To be fair, there was a time when it would have been just as weird for Tom Hanks to be playing the part of Forrest Gump. Much like Bill Murray, Hanks began his career in comedy, though he typically played an alcoholic uncle or a vengeful karate master rather than sketch and improv. Both men gradually moved more to drama and eventually were acclaimed for unexpected range. The first film to showcase Tom Hanks in a purely dramatic role was the 1993 Jonathan Demme film Philadelphia, which won Hanks his first Academy Award for Best Actor. Interestingly, in the same interview with Howard Stern, Bill Murray stated he had also been up for a part in the acclaimed legal thriller. In this case, he was being looked at for the role of Tom Hanks’ AIDS patient’s lawyer, which was eventually played by Denzel Washington. Still, a parallel world in which Tom Hanks teamed up with Bill Murray for one of the boldest (and most controversial) movies of the 1990s is pretty wild to imagine.
It is also worth noting that Tom Hanks won his second Academy Award for Best Actor for Forrest Gump, just a year after Philadelphia. Hanks was on a bit of a golden run at that point, and it is unlikely that Bill Murray could have eschewed his trademark sardonic edge at that time period to perform the sincerity required. Murray’s own dramatic breakthrough would come in 2003 with Sofia Coppola’s Lost in Translation, which would earn him a nomination for Best Actor (though he lost to Sean Penn’s sheer volume of acting in Mystic River).

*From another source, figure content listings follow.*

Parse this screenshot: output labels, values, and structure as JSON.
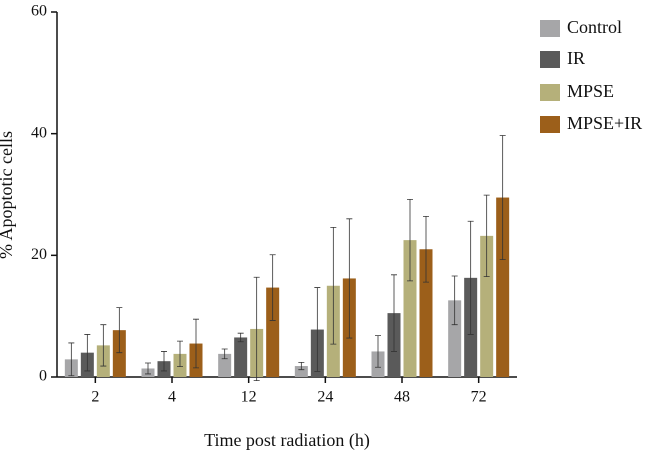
{
  "chart_data": {
    "type": "bar",
    "ylabel": "% Apoptotic cells",
    "xlabel": "Time post radiation (h)",
    "categories": [
      "2",
      "4",
      "12",
      "24",
      "48",
      "72"
    ],
    "series": [
      {
        "name": "Control",
        "color": "#a6a6a8",
        "values": [
          2.9,
          1.4,
          3.8,
          1.8,
          4.2,
          12.6
        ],
        "errors": [
          2.7,
          0.9,
          0.8,
          0.6,
          2.6,
          4.0
        ]
      },
      {
        "name": "IR",
        "color": "#5a5a5a",
        "values": [
          4.0,
          2.6,
          6.5,
          7.8,
          10.5,
          16.3
        ],
        "errors": [
          3.0,
          1.6,
          0.7,
          6.9,
          6.3,
          9.3
        ]
      },
      {
        "name": "MPSE",
        "color": "#b5b07a",
        "values": [
          5.2,
          3.8,
          7.9,
          15.0,
          22.5,
          23.2
        ],
        "errors": [
          3.4,
          2.1,
          8.5,
          9.6,
          6.7,
          6.7
        ]
      },
      {
        "name": "MPSE+IR",
        "color": "#9c5f1a",
        "values": [
          7.7,
          5.5,
          14.7,
          16.2,
          21.0,
          29.5
        ],
        "errors": [
          3.7,
          4.0,
          5.4,
          9.8,
          5.4,
          10.2
        ]
      }
    ],
    "ylim": [
      0,
      60
    ],
    "yticks": [
      0,
      20,
      40,
      60
    ],
    "legend": "right"
  }
}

Both Tom Hanks and Bill Murray are beloved elder statesmen of Hollywood at this point and have become something of pop culture folk heroes for popping up in random places. Murray’s chaotic reputation includes him often not taking roles that he later regretted (Garfield, maybe), in large part because of the long-rumored, recently-confirmed rumor that in lieu of an agent or manager he has a 1-800 number that he infrequently checks to see what roles he is being offered. It’s fun to think of what’s in that mailbox he’s not checking right now.